Binary neutron stars have been observed as millisecond pulsars, gravitational-wave sources, and as the progenitors of short gamma-ray bursts and kilonovae. Massive stellar binaries that evolve into merging double neutron stars are believed to experience a common-envelope episode. During this episode, the envelope of a giant star engulfs the whole binary. The energy transferred from the orbit to the envelope by drag forces or from other energy sources can eject the envelope from the binary system, leading to a stripped short-period binary. In this paper, we use one-dimensional single stellar evolution to explore the final stages of the common-envelope phase in progenitors of neutron star binaries.
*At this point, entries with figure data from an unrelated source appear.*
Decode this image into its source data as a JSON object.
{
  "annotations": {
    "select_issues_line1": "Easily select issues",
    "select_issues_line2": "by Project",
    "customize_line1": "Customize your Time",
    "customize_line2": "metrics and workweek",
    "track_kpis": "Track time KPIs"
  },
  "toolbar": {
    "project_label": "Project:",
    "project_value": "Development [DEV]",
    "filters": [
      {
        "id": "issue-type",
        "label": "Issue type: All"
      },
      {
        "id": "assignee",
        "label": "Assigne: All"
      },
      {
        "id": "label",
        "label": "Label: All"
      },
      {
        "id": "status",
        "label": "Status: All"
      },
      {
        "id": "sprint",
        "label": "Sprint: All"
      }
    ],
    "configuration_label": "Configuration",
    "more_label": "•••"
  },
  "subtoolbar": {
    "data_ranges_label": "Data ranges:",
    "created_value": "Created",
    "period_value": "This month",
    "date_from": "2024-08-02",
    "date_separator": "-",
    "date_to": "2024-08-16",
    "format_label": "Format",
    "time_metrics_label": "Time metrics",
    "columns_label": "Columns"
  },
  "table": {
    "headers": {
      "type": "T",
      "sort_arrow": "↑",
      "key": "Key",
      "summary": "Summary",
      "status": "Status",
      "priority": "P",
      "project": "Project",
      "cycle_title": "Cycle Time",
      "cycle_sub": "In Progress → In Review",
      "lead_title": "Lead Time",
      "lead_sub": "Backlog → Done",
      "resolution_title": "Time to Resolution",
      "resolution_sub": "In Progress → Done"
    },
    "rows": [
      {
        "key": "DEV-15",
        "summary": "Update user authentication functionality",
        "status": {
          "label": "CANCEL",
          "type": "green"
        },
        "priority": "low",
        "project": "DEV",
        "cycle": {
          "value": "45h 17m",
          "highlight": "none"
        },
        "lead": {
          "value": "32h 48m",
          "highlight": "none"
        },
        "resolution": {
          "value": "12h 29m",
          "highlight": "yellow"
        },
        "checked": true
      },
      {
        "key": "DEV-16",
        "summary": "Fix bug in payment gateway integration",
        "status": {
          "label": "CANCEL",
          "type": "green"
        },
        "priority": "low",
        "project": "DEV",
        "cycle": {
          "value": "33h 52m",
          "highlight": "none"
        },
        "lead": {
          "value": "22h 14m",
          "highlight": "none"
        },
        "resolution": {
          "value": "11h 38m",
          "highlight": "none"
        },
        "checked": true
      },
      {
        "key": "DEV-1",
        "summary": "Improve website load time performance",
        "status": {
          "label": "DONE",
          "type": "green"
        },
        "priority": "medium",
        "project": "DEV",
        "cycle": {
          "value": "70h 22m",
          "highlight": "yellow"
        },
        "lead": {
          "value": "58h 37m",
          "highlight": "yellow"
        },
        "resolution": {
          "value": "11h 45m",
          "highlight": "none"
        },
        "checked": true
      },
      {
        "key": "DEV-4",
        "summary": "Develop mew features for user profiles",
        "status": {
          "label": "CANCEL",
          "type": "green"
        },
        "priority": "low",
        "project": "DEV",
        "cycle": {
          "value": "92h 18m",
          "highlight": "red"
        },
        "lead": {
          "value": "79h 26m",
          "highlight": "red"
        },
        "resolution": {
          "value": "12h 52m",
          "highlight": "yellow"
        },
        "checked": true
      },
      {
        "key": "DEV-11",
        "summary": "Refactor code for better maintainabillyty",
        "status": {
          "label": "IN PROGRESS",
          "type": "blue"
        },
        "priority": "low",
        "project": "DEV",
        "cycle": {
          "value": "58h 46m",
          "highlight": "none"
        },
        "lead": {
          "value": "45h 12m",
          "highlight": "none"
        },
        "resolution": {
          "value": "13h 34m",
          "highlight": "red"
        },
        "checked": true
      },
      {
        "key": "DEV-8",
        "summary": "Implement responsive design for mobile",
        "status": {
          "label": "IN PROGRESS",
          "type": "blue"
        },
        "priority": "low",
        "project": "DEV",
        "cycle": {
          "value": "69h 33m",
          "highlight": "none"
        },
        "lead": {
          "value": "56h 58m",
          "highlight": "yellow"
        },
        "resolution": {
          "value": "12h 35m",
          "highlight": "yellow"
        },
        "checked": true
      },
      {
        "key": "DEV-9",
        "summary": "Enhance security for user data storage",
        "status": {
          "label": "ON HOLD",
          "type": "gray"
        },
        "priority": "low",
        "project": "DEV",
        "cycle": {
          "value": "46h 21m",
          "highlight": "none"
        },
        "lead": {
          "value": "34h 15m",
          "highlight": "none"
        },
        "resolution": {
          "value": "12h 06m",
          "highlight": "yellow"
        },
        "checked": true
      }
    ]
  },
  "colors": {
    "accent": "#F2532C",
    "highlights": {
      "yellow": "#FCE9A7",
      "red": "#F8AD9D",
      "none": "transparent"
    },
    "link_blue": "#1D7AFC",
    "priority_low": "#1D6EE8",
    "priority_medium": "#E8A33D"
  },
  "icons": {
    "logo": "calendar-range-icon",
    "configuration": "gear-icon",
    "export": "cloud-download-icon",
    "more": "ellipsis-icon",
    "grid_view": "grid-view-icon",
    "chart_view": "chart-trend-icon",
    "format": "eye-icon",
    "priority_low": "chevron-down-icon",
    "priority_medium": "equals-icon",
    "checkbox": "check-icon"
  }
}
We consider an instantaneously stripped donor star as a proxy for the common-envelope phase and study the stars subsequent radial evolution. We determine a range of stripping boundaries which allow the star to avoid significant rapid re-expansion and which thus represent plausible boundaries for the termination of the common-envelope episode. We find that these boundaries lie above the maximum compression point, a commonly used location of the core/envelope boundary. We conclude that stars may retain fractions of a solar mass of hydrogen-rich material even after the common-envelope episode. We show that, under the standard energy formalism, all of our models require additional energy sources in order to successfully eject the common envelope.